About resomelagon (AP1189)
Resomelagon (AP1189), is a once-daily oral melanocortin agonist that selectively activates melanocortin receptors 1 and 3 that are directly involved in inflammation and its resolution. These receptors are located on immune cells including macrophages and neutrophils. Activation of these receptors can result in both anti-inflammatory effects like lowering the level of pro-inflammatory molecules and in pro-resolution effects like switching macrophages to perform inflammation ‘clean-up’, known as efferocytosis (J Immun 2015, 194:3381-3388). This dual effect has shown to be effective in disease models of inflammatory and autoimmune diseases and the clinical potential of the approach is currently tested in clinical programs in patients with rheumatoid arthritis (RA).
About RESOLVE
The RESOLVE Phase 2a/b study (SynAct-CS006) is a two-part, randomized, double-blind, multi-center, placebo-controlled study of once-daily oral resomelagon added to background MTX therapy in adult RA patients with an inadequate response to MTX alone. The Phase 2a portion of the RESOLVE study was designed to enable effective dose selection for the Phase 2b study and to obtain proof of concept data on the safety and efficacy or resomelagon in this important patient population. The Phase 2a study was not powered to demonstrate a statistically significant difference between active and placebo groups. A total of 125 patients with moderate to severely active RA despite an adequate course of MTX therapy were randomized to treatment with either resomelagon dosed at 60 mg, 80 mg, or 100 mg or with placebo once daily for 4 weeks as add-on treatment to stable MTX.
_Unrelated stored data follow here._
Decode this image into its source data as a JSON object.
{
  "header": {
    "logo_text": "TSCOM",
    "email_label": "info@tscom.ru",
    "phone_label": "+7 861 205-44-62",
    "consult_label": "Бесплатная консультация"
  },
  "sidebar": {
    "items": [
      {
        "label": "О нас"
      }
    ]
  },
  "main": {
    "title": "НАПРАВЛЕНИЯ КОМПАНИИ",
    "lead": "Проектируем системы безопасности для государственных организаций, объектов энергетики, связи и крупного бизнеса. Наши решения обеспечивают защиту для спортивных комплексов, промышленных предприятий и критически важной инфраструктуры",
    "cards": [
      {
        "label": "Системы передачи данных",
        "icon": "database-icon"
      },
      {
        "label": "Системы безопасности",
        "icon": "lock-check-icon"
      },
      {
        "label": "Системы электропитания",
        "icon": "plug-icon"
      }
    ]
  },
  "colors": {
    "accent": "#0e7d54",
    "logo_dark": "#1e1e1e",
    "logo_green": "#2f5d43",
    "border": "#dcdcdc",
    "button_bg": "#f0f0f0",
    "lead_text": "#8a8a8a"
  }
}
In the Phase 2b portion of the RESOLVE study, patients will be randomized into up to 3 resomelagon dose groups or placebo, all administered once daily for 12 weeks as add-on treatment to stable background MTX treatment. The total study population may be up to 300 patients, depending on the number of dose groups of resomelagon selected for evaluation.
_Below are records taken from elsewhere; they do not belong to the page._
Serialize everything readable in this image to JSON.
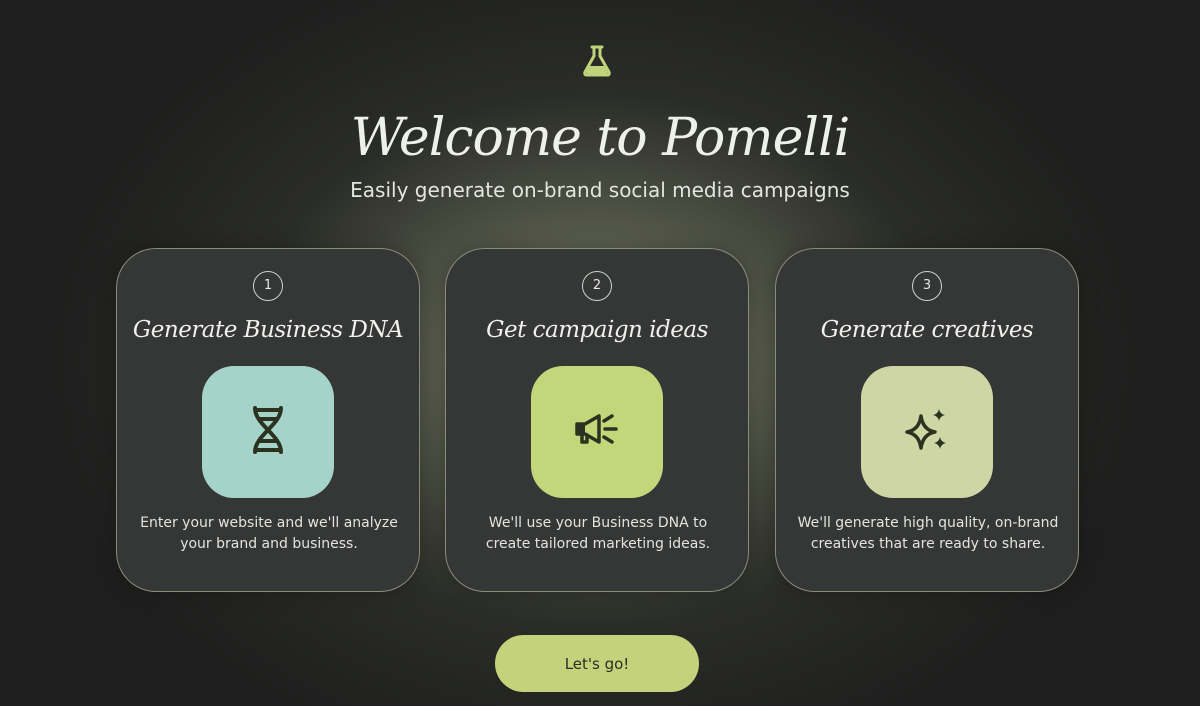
{
  "header": {
    "logo_icon": "flask-icon",
    "title": "Welcome to Pomelli",
    "subtitle": "Easily generate on-brand social media campaigns"
  },
  "steps": [
    {
      "number": "1",
      "title": "Generate Business DNA",
      "icon": "dna-icon",
      "tile_color": "#a5d3c9",
      "description": "Enter your website and we'll analyze your brand and business."
    },
    {
      "number": "2",
      "title": "Get campaign ideas",
      "icon": "megaphone-icon",
      "tile_color": "#c2d67a",
      "description": "We'll use your Business DNA to create tailored marketing ideas."
    },
    {
      "number": "3",
      "title": "Generate creatives",
      "icon": "sparkles-icon",
      "tile_color": "#cfd6a5",
      "description": "We'll generate high quality, on-brand creatives that are ready to share."
    }
  ],
  "cta": {
    "label": "Let's go!"
  },
  "colors": {
    "background": "#1d1e1d",
    "card": "#353636",
    "accent": "#c5d27c",
    "icon_dark": "#2b3320"
  }
}
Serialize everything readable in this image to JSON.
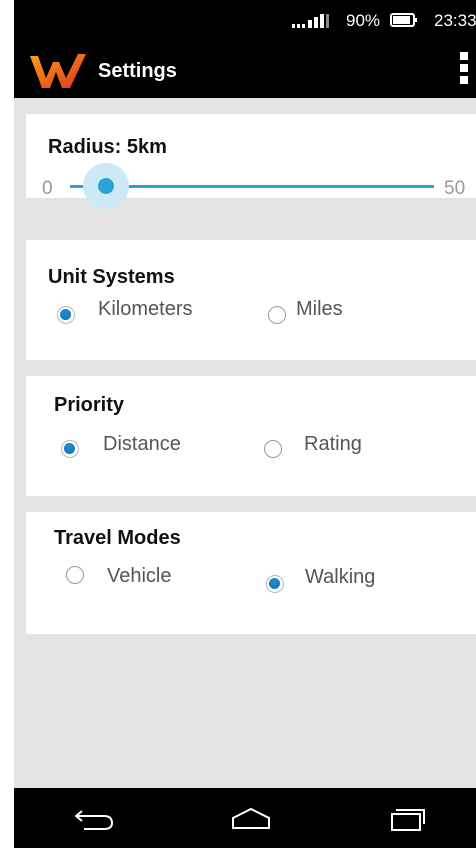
{
  "status_bar": {
    "battery_percent": "90%",
    "time": "23:33",
    "icons": [
      "signal-icon",
      "battery-icon"
    ]
  },
  "app_bar": {
    "title": "Settings",
    "icons": [
      "app-logo-icon",
      "overflow-menu-icon"
    ]
  },
  "radius": {
    "title": "Radius: 5km",
    "min_label": "0",
    "max_label": "50",
    "value": 5,
    "min": 0,
    "max": 50
  },
  "unit_systems": {
    "title": "Unit Systems",
    "options": [
      {
        "label": "Kilometers",
        "selected": true
      },
      {
        "label": "Miles",
        "selected": false
      }
    ]
  },
  "priority": {
    "title": "Priority",
    "options": [
      {
        "label": "Distance",
        "selected": true
      },
      {
        "label": "Rating",
        "selected": false
      }
    ]
  },
  "travel_modes": {
    "title": "Travel Modes",
    "options": [
      {
        "label": "Vehicle",
        "selected": false
      },
      {
        "label": "Walking",
        "selected": true
      }
    ]
  },
  "nav_bar": {
    "icons": [
      "back-icon",
      "home-icon",
      "recent-apps-icon"
    ]
  },
  "colors": {
    "accent": "#29a3d6",
    "radio_selected": "#1e88c8",
    "background": "#e3e3e3",
    "bar": "#000000"
  }
}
The objectives of the RESOLVE study are to evaluate the efficacy and safety of resomelagon vs placebo when added to background MTX therapy in DMARD-IR patients. The safety of resomelagon will be assessed by comparing resomelagon against placebo for adverse events, physical examinations, vital sign measurements, ECG, and clinical laboratory testing (hematology, chemistry, and urinalysis). The primary efficacy endpoint is the effect of resomelagon (AP1189) compared to placebo evaluated by the ACR20 response. The effect will additionally be evaluated by ACR50, ACR70, CDAI, DAS-28, CRP, the need for rescue medication, inflammatory and collagen turnover biomarkers, HAQ-DI and FACIT-Fatigue. In part B changes in imaging parameters reflecting joint inflammation (DCE-MRI) from baseline to week 12 will be evaluated in a subgroup of patients.